Within the Attribute Table we can see watershed codes have been successfully assigned to the riparian layer. Now we'll run the tool again, using the intersect as the Input and the clipped land-cover file as the Overlay layer to integrate the land-cover features in the riparian areas. We'll retain the watershed code field from the first layer and the "Class" and "FAreaHA" fields from the land-cover. We'll save it to file, storing it in the main geoprocessing folder and calling it RipLC2000 for riparian land-cover 2000. If the tool fails, use Fix Geometries tool and rerun the Intersection with the fixed outputs. We'll pick back up after the layer is created, which may take up to 20 minutes.

With the riparian land-cover layer loaded copy and paste the style from the clipped land-cover to visualize the different feature classes occupying these areas. Now we've successfully combined the riparian buffer by watershed with the land-cover layer. And for the final component of Part I we'll add four new fields with the Field Calculator, specifically the intersected area in hectares, to determine the area of each land-cover feature within the buffered riparian area.
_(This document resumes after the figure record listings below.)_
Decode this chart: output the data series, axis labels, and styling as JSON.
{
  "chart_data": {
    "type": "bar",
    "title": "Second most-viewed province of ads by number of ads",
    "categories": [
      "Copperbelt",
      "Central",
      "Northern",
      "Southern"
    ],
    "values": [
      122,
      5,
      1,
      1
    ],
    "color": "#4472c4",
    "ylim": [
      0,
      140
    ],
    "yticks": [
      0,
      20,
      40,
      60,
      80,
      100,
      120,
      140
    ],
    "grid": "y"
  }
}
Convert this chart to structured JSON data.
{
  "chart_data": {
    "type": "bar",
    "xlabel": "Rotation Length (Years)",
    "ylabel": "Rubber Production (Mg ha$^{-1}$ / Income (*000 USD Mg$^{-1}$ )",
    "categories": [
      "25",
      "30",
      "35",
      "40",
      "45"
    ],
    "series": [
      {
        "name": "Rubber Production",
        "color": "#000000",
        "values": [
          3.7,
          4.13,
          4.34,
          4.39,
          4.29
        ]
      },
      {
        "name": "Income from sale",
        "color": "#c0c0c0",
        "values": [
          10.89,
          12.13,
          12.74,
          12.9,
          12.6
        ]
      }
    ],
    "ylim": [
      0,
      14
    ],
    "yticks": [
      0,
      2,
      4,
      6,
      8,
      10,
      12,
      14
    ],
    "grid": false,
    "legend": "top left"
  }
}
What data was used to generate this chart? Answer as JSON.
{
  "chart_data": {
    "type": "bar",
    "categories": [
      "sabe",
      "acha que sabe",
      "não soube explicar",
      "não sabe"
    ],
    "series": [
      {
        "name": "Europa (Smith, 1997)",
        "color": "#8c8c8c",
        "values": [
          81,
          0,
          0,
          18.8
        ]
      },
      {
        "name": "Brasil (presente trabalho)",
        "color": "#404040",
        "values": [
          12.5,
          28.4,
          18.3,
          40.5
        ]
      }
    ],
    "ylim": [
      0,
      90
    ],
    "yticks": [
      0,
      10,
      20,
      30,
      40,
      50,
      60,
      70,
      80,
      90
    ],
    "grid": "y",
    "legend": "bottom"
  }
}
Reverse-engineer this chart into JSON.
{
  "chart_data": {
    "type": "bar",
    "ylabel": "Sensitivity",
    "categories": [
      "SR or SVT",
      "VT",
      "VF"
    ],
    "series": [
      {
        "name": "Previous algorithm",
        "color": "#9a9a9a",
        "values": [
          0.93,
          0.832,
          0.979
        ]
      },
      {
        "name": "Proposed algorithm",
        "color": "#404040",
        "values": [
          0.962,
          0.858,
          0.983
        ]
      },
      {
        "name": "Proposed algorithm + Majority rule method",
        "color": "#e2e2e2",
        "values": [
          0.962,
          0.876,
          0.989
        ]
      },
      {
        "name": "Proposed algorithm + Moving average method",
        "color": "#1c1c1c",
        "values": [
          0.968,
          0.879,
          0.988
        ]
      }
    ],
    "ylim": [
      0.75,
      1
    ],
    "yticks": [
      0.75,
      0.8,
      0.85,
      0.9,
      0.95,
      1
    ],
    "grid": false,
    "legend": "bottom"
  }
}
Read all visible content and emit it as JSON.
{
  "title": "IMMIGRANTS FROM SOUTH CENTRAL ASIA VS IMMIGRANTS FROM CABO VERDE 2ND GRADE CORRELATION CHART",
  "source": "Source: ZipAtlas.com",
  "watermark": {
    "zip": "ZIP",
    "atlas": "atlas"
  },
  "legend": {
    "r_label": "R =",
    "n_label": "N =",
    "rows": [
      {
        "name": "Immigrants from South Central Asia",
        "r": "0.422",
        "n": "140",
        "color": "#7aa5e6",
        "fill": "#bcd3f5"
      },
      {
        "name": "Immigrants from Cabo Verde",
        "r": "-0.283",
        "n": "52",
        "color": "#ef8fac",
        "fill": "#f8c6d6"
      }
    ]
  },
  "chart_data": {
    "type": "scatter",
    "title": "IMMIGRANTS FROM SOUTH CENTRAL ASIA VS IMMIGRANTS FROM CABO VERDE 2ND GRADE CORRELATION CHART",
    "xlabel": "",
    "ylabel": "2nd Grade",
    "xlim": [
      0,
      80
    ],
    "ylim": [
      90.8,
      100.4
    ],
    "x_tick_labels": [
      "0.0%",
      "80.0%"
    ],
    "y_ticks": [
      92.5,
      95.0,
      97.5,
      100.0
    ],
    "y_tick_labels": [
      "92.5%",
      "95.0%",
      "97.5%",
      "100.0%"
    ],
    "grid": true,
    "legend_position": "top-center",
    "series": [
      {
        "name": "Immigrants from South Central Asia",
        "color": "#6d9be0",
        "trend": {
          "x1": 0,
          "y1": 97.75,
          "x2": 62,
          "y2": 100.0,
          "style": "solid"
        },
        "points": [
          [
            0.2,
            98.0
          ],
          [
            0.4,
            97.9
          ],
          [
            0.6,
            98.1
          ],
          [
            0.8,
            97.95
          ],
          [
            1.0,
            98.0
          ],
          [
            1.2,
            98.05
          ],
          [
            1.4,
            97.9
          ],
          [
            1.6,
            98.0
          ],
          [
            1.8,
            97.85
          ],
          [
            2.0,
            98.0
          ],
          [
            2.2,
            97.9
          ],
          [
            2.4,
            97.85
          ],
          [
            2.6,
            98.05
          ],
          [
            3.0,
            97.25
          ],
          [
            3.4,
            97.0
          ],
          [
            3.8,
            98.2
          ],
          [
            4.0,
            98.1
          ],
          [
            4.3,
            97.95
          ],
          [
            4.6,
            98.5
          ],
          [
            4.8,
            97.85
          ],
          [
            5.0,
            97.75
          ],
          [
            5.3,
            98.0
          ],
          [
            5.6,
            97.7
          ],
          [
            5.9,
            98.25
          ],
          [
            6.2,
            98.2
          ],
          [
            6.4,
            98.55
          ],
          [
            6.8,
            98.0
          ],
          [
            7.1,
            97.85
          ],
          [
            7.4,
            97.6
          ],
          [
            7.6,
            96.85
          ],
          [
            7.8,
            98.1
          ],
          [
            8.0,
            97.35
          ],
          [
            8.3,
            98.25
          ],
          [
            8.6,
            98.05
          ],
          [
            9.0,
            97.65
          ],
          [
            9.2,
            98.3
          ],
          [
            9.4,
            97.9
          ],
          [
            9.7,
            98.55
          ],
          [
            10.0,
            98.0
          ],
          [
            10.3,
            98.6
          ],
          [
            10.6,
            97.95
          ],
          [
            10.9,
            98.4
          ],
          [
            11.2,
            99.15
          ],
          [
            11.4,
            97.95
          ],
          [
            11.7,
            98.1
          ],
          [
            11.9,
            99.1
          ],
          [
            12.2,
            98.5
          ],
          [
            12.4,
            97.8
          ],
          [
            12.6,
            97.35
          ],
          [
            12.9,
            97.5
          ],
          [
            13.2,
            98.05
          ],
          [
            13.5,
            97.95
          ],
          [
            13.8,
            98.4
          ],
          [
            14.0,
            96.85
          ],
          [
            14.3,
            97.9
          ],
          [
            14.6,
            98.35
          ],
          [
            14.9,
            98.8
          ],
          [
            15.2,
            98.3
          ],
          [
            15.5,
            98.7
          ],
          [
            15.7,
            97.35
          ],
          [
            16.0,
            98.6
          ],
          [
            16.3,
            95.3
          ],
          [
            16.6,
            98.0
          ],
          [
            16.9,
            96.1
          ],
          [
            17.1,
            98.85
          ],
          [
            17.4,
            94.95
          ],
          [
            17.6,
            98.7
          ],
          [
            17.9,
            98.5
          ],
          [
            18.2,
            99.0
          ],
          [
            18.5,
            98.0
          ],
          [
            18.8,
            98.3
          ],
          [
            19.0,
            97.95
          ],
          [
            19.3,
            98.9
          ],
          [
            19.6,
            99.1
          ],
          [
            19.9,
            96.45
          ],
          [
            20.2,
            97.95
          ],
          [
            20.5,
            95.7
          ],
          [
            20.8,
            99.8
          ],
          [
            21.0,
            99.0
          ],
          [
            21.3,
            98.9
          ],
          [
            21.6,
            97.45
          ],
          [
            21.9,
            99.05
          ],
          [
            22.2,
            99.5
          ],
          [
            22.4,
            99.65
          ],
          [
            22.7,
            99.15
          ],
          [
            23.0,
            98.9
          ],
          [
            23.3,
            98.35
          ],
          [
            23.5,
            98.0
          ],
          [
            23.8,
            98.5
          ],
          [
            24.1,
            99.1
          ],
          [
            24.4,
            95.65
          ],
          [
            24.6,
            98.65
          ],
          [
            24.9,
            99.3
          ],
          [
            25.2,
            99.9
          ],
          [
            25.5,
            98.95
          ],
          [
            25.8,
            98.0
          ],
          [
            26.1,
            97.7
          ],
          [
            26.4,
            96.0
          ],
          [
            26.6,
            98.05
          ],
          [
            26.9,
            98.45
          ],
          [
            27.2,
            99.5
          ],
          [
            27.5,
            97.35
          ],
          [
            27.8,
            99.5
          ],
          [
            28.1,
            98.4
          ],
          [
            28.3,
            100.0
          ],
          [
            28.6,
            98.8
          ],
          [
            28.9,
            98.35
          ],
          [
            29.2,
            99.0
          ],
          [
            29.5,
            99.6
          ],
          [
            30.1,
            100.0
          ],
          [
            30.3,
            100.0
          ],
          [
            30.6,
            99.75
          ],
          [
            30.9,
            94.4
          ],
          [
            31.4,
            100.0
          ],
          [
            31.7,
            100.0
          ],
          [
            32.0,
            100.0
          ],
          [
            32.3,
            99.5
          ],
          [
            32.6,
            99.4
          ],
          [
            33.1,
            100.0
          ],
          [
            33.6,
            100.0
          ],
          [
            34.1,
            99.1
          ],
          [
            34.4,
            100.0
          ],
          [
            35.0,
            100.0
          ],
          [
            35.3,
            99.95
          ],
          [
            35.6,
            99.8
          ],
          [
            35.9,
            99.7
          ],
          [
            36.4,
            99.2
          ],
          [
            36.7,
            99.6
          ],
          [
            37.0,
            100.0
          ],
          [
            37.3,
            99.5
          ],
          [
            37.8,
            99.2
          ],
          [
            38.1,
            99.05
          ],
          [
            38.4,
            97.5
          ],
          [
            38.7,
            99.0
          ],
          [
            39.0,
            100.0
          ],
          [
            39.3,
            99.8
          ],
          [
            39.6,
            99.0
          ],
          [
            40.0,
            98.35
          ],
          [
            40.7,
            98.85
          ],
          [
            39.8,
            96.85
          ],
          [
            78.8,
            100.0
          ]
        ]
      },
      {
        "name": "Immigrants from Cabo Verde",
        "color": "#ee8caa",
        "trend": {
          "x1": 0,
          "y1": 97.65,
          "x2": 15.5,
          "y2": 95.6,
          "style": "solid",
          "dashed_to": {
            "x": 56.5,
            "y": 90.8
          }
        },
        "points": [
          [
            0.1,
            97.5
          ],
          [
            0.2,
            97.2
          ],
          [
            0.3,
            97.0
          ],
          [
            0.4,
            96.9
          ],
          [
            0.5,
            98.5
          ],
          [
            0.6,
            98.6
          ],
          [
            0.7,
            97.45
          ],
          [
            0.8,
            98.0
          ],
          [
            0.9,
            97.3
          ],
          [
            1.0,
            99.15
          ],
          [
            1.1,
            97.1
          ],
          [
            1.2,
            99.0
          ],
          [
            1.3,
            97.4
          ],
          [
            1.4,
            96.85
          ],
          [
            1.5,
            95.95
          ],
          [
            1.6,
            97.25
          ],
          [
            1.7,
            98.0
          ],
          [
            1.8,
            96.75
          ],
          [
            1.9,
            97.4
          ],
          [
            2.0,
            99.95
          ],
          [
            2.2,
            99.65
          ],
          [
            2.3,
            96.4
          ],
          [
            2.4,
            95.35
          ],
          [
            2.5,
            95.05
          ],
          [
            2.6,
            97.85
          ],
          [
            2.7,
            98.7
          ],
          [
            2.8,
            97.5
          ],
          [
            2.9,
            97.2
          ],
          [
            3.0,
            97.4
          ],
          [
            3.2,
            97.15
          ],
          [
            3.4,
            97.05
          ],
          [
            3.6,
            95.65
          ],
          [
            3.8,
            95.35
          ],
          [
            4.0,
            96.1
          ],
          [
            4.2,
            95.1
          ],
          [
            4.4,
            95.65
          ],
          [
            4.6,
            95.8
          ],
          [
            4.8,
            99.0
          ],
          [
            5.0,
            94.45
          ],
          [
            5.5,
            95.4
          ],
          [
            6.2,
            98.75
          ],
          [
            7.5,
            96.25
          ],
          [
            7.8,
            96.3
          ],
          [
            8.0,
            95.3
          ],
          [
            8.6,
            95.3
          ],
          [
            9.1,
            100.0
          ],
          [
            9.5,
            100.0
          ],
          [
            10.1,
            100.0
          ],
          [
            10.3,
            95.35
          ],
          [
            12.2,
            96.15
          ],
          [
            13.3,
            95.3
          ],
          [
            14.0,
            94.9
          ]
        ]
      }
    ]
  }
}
Use the same parameters and expression as applied for creating the FAreaHA field.

So next we'll calculate the percentage of each feature within the 30 metre buffer, to assess the relative distribution of the original features within the riparian setback and isolate any potential violating land-uses. We'll call the field PrcLCinRip, for percent land-cover in riparian area, with the same parameters as the previous fields. Expanding the fields drop-down, we'll divide IAreaHA by FAreaHA and multiply by 100.

The next two fields are to create an identifier which combines the subwatershed codes and land-cover class fields which we'll use to aggregate and assess riparian land-cover by watershed. First is an FID field or FeatureID, which we'll use for the Group_By parameter when using the concatenate function. Leave the parameters in their defaults and double-click the @row_number expression.

Now we can use Concatenate to combine our fields in creating the ID. This is extremely helpful for further processing and analysis, such as distinguishing and rejoining different processed layers to original features or aggregating datasets by different criteria. So we'll change to a text field type with a length of 100 and call it "UBasinLCID".

So type concatenate in the expression box – specifying the function to apply, and then open bracket and double-click SUBBASIN in the fields and values drop-down. Using the separators and adding a dash in single quotes will help separate the codes and class fields for interpretability. As noted, the FID field is used for the Group_By parameter, writing group underscore by, colon, equal sign and then double-clicking the FID field.

We can see the combined fields in the output preview. Given the number of features, the concatenated function can take up to 30 minutes to create. After it's complete, ensure to save the edits to the layer and the project file with a distinctive name for use in Part II of the demo.